Thank you very much for your explanations and suggestions. Responses interspersed below.

On 2/5/2018 4:57 PM, Moreland, Kenneth wrote:
Jeremias,

When you set a radius and number of points in the probe filter, then the filter 
will randomly sample the volume within the defined sphere the number of times 
requested. The resulting values are the field values at those randomly sampled 
locations. >
An easy way to get an average of your samples is to run the result of the probe filter 
through the descriptive statistics filter. Look at the "Statistical Model" 
table and it will report the mean value for each field. (Note that if you are using 
ParaView 5.4 there is a bug, #17627, that shows the Statistical Model table wrong by 
default. You have to also change the Composite Data Set Index parameter in the Display 
part of the properties panel to select only the Derived Statistics block.)

A couple of caveats to this approach. First, because the sampling is random, 
don't expect the exact same answer every time you run it. Second, if one of the 
samples happens to lie outside of the mesh, that sample will be filled with 0's 
for all fields. That will throw off the average value.

Is there a probe setting that will simply grab all the points living in the original mesh within the radius of the sphere I choose?


That said, another approach you might want to take is to first filter the data in a way 
that blurs out the noise first.
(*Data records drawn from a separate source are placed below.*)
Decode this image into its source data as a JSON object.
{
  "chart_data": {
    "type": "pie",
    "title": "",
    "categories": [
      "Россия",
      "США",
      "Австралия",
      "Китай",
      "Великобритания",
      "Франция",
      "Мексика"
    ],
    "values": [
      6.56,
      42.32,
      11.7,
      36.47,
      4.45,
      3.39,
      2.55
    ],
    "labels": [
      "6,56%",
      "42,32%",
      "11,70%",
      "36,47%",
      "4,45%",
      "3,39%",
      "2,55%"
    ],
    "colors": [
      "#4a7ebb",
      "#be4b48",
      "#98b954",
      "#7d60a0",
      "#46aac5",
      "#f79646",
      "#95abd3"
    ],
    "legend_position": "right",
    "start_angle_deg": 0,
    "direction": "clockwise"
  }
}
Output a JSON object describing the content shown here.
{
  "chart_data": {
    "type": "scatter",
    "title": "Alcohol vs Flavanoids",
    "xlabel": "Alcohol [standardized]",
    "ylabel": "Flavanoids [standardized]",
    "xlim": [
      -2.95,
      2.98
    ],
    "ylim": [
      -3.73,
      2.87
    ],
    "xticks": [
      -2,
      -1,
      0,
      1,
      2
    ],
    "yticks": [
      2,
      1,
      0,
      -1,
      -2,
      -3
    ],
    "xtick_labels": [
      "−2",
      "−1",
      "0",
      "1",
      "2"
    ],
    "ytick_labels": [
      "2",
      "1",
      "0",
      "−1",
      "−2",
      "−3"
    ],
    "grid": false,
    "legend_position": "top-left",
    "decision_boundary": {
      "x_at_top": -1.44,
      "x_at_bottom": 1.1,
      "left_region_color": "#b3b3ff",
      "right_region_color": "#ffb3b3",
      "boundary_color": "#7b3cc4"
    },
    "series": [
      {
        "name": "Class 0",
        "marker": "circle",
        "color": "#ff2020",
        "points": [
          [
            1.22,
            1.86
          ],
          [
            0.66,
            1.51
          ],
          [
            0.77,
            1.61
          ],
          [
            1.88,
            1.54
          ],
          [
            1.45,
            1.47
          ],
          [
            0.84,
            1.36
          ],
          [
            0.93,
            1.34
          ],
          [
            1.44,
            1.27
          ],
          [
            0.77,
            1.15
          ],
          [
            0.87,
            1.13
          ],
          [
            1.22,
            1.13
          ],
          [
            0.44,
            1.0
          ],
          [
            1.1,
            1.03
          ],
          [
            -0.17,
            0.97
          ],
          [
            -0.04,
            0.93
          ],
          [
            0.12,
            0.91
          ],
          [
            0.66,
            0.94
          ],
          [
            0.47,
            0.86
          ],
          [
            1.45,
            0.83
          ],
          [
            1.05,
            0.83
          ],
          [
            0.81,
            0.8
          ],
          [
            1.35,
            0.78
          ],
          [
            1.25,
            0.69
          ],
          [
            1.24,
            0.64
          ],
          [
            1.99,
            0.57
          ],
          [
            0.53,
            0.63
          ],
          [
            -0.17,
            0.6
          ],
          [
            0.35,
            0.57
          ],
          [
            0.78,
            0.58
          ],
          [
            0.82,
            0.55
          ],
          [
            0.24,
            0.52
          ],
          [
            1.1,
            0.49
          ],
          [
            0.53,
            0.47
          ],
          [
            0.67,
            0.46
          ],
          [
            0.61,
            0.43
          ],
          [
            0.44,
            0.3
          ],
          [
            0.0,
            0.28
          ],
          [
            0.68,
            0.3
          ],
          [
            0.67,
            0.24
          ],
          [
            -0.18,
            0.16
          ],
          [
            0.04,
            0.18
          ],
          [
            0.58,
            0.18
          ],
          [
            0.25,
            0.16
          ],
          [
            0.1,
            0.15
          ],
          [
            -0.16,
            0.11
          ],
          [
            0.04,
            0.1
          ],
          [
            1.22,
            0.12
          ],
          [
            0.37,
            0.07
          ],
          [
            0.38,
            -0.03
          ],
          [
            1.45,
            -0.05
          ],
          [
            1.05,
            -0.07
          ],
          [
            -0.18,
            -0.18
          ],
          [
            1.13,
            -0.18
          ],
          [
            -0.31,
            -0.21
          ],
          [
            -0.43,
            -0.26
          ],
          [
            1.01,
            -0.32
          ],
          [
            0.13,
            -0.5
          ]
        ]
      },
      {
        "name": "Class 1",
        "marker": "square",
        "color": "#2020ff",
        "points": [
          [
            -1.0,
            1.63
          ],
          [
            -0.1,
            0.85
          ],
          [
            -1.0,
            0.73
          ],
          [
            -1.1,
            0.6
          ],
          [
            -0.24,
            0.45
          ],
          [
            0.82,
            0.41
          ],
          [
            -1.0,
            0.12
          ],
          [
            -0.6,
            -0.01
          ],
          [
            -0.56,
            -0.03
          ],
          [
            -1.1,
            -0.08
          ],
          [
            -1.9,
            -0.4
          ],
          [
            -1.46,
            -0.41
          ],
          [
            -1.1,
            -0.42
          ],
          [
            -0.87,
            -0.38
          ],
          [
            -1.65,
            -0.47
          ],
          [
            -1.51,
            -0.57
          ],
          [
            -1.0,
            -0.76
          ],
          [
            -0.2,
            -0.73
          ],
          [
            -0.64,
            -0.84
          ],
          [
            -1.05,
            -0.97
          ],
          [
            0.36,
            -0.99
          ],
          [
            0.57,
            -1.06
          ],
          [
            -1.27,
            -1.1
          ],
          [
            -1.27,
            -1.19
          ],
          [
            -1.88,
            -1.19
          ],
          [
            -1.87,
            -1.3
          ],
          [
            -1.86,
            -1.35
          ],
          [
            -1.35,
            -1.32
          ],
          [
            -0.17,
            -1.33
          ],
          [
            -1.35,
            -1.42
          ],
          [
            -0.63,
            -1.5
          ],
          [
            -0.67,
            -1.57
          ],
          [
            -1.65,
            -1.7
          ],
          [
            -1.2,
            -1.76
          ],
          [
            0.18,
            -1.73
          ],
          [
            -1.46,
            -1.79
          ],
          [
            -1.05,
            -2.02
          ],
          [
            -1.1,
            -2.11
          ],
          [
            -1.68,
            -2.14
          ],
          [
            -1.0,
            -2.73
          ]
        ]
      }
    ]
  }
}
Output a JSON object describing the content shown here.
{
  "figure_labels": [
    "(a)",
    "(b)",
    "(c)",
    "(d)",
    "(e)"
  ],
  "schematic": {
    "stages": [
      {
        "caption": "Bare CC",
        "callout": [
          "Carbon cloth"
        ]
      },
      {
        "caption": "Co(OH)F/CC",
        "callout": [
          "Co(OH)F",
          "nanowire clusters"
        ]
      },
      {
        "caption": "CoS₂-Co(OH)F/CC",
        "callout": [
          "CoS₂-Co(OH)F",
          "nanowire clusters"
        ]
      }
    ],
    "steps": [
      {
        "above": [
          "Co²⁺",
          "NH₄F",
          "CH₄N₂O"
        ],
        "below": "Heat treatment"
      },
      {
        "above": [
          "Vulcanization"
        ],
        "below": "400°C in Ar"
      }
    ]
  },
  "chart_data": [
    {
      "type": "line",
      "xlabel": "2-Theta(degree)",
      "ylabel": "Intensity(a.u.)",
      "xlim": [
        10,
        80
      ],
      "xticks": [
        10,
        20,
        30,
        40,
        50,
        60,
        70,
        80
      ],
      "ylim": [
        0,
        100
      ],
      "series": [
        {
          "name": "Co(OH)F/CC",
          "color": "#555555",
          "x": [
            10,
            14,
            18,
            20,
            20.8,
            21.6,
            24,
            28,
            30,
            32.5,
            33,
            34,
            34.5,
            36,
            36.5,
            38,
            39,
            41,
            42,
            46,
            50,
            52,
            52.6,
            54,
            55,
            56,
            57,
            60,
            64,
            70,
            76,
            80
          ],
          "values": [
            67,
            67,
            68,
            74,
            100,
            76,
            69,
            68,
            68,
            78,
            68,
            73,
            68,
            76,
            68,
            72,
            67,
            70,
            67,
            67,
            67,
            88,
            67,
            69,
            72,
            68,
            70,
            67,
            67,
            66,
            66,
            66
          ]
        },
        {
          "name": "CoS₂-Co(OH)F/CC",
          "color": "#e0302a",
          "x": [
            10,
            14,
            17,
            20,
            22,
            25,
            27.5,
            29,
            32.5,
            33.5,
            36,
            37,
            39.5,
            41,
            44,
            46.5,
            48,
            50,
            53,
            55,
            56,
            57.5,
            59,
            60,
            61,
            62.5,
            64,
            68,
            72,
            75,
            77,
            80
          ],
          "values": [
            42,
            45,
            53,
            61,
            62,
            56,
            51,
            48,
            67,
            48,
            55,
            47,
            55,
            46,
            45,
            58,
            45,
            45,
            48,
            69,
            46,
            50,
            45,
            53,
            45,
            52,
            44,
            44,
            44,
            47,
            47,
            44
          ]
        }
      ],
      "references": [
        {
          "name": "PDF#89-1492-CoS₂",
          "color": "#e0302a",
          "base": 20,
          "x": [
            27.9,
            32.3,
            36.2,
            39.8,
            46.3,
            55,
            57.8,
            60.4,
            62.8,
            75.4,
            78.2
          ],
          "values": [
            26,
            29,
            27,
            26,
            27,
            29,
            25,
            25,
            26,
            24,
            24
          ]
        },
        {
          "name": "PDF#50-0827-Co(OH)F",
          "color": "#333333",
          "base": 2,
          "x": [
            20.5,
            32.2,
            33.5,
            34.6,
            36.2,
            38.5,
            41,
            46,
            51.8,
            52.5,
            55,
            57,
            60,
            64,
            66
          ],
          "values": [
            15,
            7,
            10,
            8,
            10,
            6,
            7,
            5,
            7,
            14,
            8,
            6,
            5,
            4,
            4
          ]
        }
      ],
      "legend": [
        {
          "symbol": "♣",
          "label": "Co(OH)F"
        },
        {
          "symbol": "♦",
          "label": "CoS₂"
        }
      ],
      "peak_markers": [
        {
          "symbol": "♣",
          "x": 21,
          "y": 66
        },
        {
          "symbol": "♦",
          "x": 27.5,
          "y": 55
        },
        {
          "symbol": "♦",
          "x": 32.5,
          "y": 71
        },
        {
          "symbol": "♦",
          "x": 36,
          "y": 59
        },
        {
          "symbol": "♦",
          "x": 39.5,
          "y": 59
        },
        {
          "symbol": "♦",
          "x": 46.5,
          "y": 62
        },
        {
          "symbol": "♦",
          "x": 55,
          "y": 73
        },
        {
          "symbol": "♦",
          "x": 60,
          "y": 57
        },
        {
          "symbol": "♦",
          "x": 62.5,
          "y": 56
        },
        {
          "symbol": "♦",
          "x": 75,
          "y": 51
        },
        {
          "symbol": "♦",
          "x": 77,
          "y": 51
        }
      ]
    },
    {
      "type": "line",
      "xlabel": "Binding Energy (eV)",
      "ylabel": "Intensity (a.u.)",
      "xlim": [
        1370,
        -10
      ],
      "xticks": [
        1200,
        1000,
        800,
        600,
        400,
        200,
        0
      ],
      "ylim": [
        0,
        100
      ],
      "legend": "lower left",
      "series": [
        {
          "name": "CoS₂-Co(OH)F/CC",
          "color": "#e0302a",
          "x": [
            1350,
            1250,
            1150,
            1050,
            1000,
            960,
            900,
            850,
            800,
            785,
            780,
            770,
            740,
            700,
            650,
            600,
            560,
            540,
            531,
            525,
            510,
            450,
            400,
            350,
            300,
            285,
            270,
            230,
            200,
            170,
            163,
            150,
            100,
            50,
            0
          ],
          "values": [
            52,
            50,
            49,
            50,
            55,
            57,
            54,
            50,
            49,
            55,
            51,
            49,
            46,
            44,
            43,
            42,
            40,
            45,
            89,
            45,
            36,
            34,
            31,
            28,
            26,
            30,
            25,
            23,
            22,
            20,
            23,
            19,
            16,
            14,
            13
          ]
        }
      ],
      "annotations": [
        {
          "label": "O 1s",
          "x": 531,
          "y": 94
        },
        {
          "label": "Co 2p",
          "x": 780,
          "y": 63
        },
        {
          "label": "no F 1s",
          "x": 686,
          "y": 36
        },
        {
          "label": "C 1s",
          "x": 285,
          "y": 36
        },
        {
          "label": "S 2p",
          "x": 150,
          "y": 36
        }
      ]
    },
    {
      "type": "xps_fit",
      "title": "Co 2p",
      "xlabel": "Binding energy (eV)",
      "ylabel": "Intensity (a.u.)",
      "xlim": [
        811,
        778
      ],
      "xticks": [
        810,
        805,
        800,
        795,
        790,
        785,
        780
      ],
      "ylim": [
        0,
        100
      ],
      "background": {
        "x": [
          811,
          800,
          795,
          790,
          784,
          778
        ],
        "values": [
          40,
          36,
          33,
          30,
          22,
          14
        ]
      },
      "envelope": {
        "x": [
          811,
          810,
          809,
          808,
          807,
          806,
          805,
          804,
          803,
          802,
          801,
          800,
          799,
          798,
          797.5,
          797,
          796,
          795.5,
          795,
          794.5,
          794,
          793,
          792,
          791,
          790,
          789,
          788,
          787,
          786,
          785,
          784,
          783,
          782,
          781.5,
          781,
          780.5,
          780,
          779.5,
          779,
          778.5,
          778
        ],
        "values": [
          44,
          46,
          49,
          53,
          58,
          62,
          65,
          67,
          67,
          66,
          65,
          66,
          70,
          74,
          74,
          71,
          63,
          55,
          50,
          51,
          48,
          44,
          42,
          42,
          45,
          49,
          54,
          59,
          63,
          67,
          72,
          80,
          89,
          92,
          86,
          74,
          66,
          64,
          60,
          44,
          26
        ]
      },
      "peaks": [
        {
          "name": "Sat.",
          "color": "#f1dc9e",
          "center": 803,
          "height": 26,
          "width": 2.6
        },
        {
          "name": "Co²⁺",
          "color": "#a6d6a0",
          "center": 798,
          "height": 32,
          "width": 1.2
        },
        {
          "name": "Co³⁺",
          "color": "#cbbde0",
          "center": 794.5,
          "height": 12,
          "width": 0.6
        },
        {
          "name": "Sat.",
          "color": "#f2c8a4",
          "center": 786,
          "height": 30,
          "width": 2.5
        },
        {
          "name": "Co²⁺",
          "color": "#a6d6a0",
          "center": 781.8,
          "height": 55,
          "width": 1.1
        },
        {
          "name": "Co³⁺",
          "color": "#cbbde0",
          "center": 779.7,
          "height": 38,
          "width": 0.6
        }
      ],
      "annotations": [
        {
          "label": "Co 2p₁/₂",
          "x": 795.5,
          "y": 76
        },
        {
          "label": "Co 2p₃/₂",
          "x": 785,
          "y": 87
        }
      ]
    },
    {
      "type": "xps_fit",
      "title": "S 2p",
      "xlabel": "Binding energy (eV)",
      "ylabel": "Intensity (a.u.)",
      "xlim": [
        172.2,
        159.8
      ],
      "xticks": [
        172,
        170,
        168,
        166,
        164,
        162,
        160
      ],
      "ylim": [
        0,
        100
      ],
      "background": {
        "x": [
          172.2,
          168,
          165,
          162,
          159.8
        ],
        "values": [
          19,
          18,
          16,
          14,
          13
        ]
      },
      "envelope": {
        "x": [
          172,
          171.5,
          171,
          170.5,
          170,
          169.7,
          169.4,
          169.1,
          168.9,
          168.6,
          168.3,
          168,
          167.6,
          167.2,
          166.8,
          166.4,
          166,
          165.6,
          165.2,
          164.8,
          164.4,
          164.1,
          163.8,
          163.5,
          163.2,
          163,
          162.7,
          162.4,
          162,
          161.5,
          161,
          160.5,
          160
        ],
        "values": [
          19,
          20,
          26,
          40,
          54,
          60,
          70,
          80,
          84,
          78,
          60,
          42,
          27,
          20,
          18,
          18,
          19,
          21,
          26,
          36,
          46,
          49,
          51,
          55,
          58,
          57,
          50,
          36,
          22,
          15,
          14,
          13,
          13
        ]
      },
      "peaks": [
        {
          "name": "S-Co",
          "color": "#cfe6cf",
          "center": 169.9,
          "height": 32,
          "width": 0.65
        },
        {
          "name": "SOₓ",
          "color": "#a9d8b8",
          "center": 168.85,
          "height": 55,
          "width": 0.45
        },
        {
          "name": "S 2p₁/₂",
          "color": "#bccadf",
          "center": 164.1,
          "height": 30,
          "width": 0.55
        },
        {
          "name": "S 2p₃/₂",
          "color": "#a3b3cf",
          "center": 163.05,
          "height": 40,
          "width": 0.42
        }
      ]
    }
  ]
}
One way you can do that is to run the Point Volume 
Interpolator filter. Change the Kernel to something like Gaussian (the default Voronoi 
filter will not do the averaging that you want). Set the radius appropriately. You can 
then probe the resulting data set with a single value (radius 0) and immediate see the 
"averaged" result.

-Ken

I don't seem to be finding any information on what exactly the Gaussian kernel does with the data, so how close is it to the plain averaging I would like it to be doing?